“Then they journeyed from Mount Hor by the Way of the Red Sea, to go around the land of Edom; and the soul of the people became very discouraged on the way. And they spoke against God and against Moses: ‘Why have you brought us up out of Egypt to die in the wilderness? For there is no food and no water, and our soul loathes this worthless bread.’ So the Lord sent fiery serpents among the people, and they bit the people; and many of the people of Israel died.
“Therefore the people came to Moses, and said, ‘We have sinned, for we have spoken against the Lord and against you; pray to the Lord that He take away the serpents from us.’ So Moses prayed for the people.

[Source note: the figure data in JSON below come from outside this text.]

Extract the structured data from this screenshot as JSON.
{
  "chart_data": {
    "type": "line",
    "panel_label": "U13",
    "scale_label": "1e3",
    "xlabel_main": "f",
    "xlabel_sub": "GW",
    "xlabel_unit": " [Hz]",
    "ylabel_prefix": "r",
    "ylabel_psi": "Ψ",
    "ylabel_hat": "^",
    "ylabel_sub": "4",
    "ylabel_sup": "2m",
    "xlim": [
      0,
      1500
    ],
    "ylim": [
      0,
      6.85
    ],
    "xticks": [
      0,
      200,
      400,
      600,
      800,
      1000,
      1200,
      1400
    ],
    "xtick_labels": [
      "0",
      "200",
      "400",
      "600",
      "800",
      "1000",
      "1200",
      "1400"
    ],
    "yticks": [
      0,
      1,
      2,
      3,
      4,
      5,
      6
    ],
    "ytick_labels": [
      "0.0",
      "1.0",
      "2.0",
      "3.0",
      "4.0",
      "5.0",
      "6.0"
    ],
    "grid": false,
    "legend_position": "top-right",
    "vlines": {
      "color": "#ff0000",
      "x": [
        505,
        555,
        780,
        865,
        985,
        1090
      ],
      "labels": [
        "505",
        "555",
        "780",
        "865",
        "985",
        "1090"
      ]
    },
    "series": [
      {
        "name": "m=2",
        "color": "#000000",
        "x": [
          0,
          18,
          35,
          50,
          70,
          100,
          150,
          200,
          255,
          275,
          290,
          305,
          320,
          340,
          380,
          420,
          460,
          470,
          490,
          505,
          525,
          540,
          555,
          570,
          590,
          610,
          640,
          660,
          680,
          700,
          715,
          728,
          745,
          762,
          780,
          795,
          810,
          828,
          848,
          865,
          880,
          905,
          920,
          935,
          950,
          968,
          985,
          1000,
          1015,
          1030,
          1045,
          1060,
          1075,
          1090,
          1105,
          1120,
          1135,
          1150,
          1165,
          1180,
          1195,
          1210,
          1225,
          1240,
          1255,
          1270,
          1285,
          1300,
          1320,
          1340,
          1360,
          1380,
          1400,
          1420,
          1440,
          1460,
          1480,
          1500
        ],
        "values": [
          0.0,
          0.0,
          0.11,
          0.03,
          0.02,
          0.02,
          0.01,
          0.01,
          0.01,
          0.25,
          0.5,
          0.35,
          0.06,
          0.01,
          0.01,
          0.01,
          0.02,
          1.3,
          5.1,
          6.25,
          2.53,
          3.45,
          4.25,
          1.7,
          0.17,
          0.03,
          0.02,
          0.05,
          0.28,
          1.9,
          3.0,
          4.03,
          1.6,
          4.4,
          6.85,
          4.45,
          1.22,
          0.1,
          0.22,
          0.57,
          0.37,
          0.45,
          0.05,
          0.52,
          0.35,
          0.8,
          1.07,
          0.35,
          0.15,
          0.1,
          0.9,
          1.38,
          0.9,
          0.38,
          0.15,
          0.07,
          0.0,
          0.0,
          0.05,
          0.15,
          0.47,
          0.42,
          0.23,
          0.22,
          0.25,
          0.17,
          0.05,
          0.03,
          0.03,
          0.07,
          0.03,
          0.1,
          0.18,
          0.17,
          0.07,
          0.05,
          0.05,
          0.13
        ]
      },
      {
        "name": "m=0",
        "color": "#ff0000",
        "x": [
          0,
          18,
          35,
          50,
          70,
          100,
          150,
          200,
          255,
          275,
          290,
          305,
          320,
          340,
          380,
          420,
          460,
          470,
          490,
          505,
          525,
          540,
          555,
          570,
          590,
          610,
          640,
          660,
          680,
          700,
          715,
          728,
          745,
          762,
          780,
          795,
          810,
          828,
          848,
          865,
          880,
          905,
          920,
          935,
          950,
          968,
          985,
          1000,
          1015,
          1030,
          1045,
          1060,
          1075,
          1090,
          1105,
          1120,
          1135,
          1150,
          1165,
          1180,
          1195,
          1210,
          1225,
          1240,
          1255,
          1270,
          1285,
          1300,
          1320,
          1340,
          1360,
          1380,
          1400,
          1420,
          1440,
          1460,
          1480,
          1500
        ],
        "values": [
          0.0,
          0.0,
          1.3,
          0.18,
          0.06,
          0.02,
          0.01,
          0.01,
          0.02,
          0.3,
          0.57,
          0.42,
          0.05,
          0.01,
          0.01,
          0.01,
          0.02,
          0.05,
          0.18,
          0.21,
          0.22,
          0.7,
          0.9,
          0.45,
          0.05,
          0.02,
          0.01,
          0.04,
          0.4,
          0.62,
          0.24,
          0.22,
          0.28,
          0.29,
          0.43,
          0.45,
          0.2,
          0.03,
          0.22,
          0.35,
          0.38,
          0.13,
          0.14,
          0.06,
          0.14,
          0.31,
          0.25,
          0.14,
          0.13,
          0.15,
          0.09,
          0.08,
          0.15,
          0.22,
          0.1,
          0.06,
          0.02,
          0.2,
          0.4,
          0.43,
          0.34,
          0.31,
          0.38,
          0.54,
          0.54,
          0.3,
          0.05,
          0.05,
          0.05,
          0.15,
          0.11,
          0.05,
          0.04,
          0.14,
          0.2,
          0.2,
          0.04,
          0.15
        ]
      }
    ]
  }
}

“Then the Lord said to Moses, ‘Make a fiery serpent, and set it on a pole; and it shall be that everyone who is bitten, when he looks at it, shall live.’ So Moses made a bronze serpent, and put it on a pole; and so it was, if a serpent had bitten anyone, when he looked at the bronze serpent, he lived.” Numbers 21:4-9
“[Christ] Himself bore our sins in His own body on the tree, that we, having died to sins, might live for righteousness—by whose stripes you were healed.” 1 Peter 2:24
One of the puzzles in this account is why and how God would use the repulsive and poisonous snake to both destroy and save. The beautiful divine conundrum melds curse and cure in one creature, a vital symbol of our Savior. The agent of death becomes the agent of life.
One of the hardest truths to accept, for someone yet untouched by the Spirit, is that they are a vile, depraved sinner. Indeed, since Adam and Eve, not one is born without sin. All have gone astray, fallen short of God’s glory. In a sense, we are all snakes, full of poison. The Israelites were at their worst when God sent the serpents to inflict them, and they pleaded with Moses to ask Him to remove them. In His redemptive economy, instead of eliminating them, He commanded that the serpent become the symbol for the very means of salvation. (Psalm 14:2-3; Isaiah 53:6; Romans 3:10-12,23; 1 John 1:8)
Only a perfect Savior of God’s seed could become the perfect sacrifice from woman’s seed, lifted high on the pole of Calvary. It’s as though the Lord said to Israel, and to us, ‘You must see who you are, and who I became for your sake.’ Do we recognize, and are we undone by, our sin and its affront to God? Would we boldly confess, and look to Jesus to be cleansed? (Philippians 2:5-11; Hebrews 12:1-2)
“‘Tis mystery all! Th’Immortal dies!
Who can explore His strange design?
In vain the firstborn seraph tries
To sound the depths of love divine!
‘Tis mercy all! let earth adore,
Let angel minds inquire no more.
Amazing love! how can it be
That Thou, my God, should die for me!” ~Charles Wesley (1738)
Lord, may I ever be amazed at Your perfect provision of Jesus. May I look to you and love you more each day.